Load string address:

asm
    adrp x0, .L.str.0@PAGE
    add x0, x0, .L.str.0@PAGEOFF

Then switch back to text before functions:

asm
.text

Suggested phase map

The phase directories intentionally track compilerbook's step granularity more closely than a conventional project milestone plan.

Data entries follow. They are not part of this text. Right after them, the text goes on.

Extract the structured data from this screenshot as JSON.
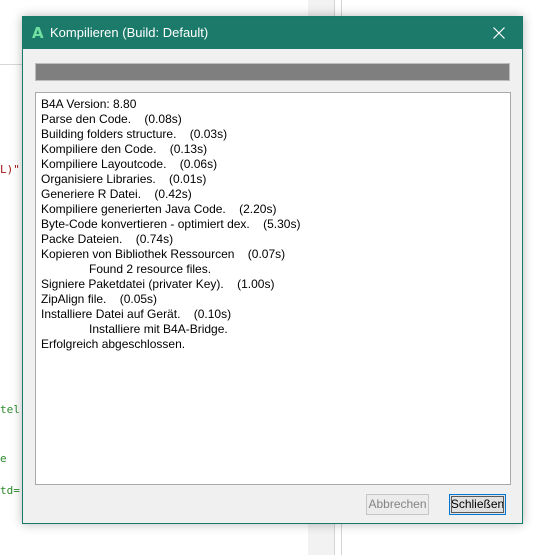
{
  "background": {
    "code_fragments": [
      {
        "text": "L)\"",
        "color": "#a31515"
      },
      {
        "text": "tel",
        "color": "#2e8b2e"
      },
      {
        "text": "e",
        "color": "#2e8b2e"
      },
      {
        "text": "td=",
        "color": "#2e8b2e"
      }
    ]
  },
  "dialog": {
    "app_icon_glyph": "A",
    "title": "Kompilieren (Build: Default)",
    "close_glyph": "close-icon",
    "progress_percent": 100,
    "log_lines": [
      {
        "text": "B4A Version: 8.80",
        "indent": false
      },
      {
        "text": "Parse den Code.    (0.08s)",
        "indent": false
      },
      {
        "text": "Building folders structure.    (0.03s)",
        "indent": false
      },
      {
        "text": "Kompiliere den Code.    (0.13s)",
        "indent": false
      },
      {
        "text": "Kompiliere Layoutcode.    (0.06s)",
        "indent": false
      },
      {
        "text": "Organisiere Libraries.    (0.01s)",
        "indent": false
      },
      {
        "text": "Generiere R Datei.    (0.42s)",
        "indent": false
      },
      {
        "text": "Kompiliere generierten Java Code.    (2.20s)",
        "indent": false
      },
      {
        "text": "Byte-Code konvertieren - optimiert dex.    (5.30s)",
        "indent": false
      },
      {
        "text": "Packe Dateien.    (0.74s)",
        "indent": false
      },
      {
        "text": "Kopieren von Bibliothek Ressourcen    (0.07s)",
        "indent": false
      },
      {
        "text": "Found 2 resource files.",
        "indent": true
      },
      {
        "text": "Signiere Paketdatei (privater Key).    (1.00s)",
        "indent": false
      },
      {
        "text": "ZipAlign file.    (0.05s)",
        "indent": false
      },
      {
        "text": "Installiere Datei auf Gerät.    (0.10s)",
        "indent": false
      },
      {
        "text": "Installiere mit B4A-Bridge.",
        "indent": true
      },
      {
        "text": "Erfolgreich abgeschlossen.",
        "indent": false
      }
    ],
    "buttons": {
      "cancel_label": "Abbrechen",
      "close_label": "Schließen"
    },
    "colors": {
      "titlebar": "#1b7a69",
      "accent_icon": "#6fe0a0",
      "progress": "#7f7f7f"
    }
  }
}
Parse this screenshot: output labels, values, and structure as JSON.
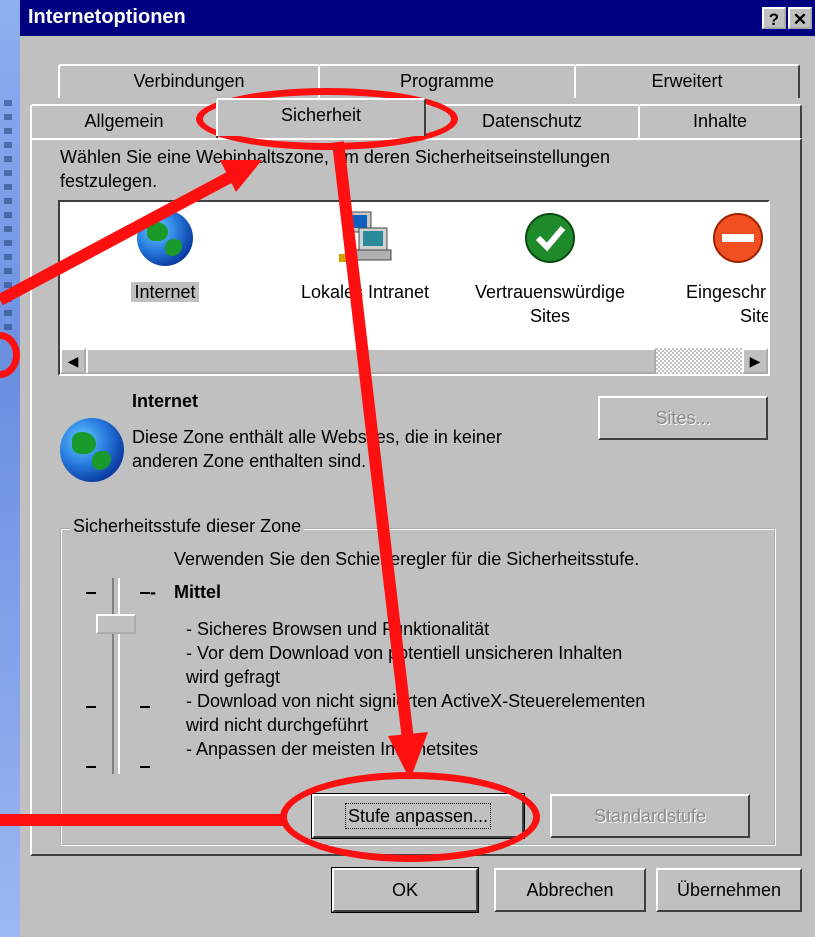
{
  "window": {
    "title": "Internetoptionen",
    "help_label": "?",
    "close_label": "✕"
  },
  "tabs_row1": [
    "Verbindungen",
    "Programme",
    "Erweitert"
  ],
  "tabs_row2": [
    "Allgemein",
    "Sicherheit",
    "Datenschutz",
    "Inhalte"
  ],
  "active_tab": "Sicherheit",
  "instruction_line1": "Wählen Sie eine Webinhaltszone, um deren Sicherheitseinstellungen",
  "instruction_line2": "festzulegen.",
  "zones": [
    {
      "label": "Internet",
      "icon": "globe-icon",
      "selected": true
    },
    {
      "label": "Lokales Intranet",
      "icon": "intranet-computer-icon"
    },
    {
      "label": "Vertrauenswürdige Sites",
      "line1": "Vertrauenswürdige",
      "line2": "Sites",
      "icon": "checkmark-icon"
    },
    {
      "label": "Eingeschränkte Sites",
      "line1": "Eingeschr",
      "line2": "Site",
      "icon": "restricted-icon"
    }
  ],
  "zone_info": {
    "name": "Internet",
    "desc_line1": "Diese Zone enthält alle Websites, die in keiner",
    "desc_line2": "anderen Zone enthalten sind.",
    "sites_button": "Sites..."
  },
  "security_level": {
    "group_label": "Sicherheitsstufe dieser Zone",
    "slider_hint": "Verwenden Sie den Schieberegler für die Sicherheitsstufe.",
    "level_dash": "-",
    "level_name": "Mittel",
    "bullets": [
      "- Sicheres Browsen und Funktionalität",
      "- Vor dem Download von potentiell unsicheren Inhalten",
      "wird gefragt",
      "- Download von nicht signierten ActiveX-Steuerelementen",
      "wird nicht durchgeführt",
      "- Anpassen der meisten Internetsites"
    ],
    "custom_button": "Stufe anpassen...",
    "default_button": "Standardstufe",
    "slider_level": 2,
    "slider_levels": 4
  },
  "footer": {
    "ok": "OK",
    "cancel": "Abbrechen",
    "apply": "Übernehmen"
  },
  "colors": {
    "titlebar": "#000080",
    "face": "#c0c0c0",
    "annotation": "#ff1010"
  }
}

  • phase-01-int: integer literal, e.g. 42
  • phase-02-add-sub: 5+20-4
  • phase-03-tokenizer: tokenizer and whitespace handling
  • phase-04-errors: source-location errors
  • phase-05-mul-div-parens: *, /, precedence, parentheses
  • phase-06-unary: unary + and -
  • phase-07-comparisons: ==, !=, <, <=, >, >=
  • phase-08-file-split: split compiler source files
  • phase-09-single-letter-locals: one-letter local variables
  • phase-10-multiletter-locals: multi-letter local variables
  • phase-11-return: return
  • phase-12-control-flow: if, else, while, for
  • phase-13-blocks: { ... }
  • phase-14-function-calls: function calls
  • phase-15-function-definitions: function definitions and parameters

Next phase: types, pointers, arrays

Add int, pointer types, &, *, pointer arithmetic, arrays, indexing, and sizeof.

Tests:

c
int main() { int x; x=3; int *p; p=&x; return *p; }
int main() { int a[3]; a[0]=3; a[1]=4; return a[0]+a[1]; }
int main() { int a[3]; return sizeof(a); }

Later phase: globals and strings

Add global variables, global arrays, and string literals.

Tests:

c
int g; int main() { g=3; return g; }
int g=5; int main() { return g; }
int main() { return *"A"; }
int *s="B"; int main() { return *s; }

Later phase: richer file input and C tests

Read source from a file and run a C-snippet test harness.

Test harness shape:

sh
printf '%s\n' "$input" > tmp.c
./cc-arm64 tmp.c > tmp.s
clang tmp.s -o tmp
./tmp

Common macOS arm64 pitfalls

  • Forgetting the leading _ on exported C symbols.
  • Misaligning the stack before bl.
  • Treating Mach-O sections like ELF sections.
  • Trying to use Linux static-linking assumptions.
  • Using x86-64 stack/register examples directly.
  • Loading addresses without @PAGE and @PAGEOFF.
  • Forgetting that x30 must be preserved when making nested calls.
  • Letting generated labels collide.
text
Makefile
compilerbook-macos-arm64.md
phases/
  phase-01-int/
  phase-02-add-sub/
  phase-03-tokenizer/
  phase-04-errors/
  phase-05-mul-div-parens/
  phase-06-unary/
  phase-07-comparisons/
  phase-08-file-split/
  phase-09-single-letter-locals/
  phase-10-multiletter-locals/
  phase-11-return/
  phase-12-control-flow/
  phase-13-blocks/
  phase-14-function-calls/
  phase-15-function-definitions/

Keep every phase runnable. A phase should be small enough that make phase-test proves its behavior without depending on unfinished later work.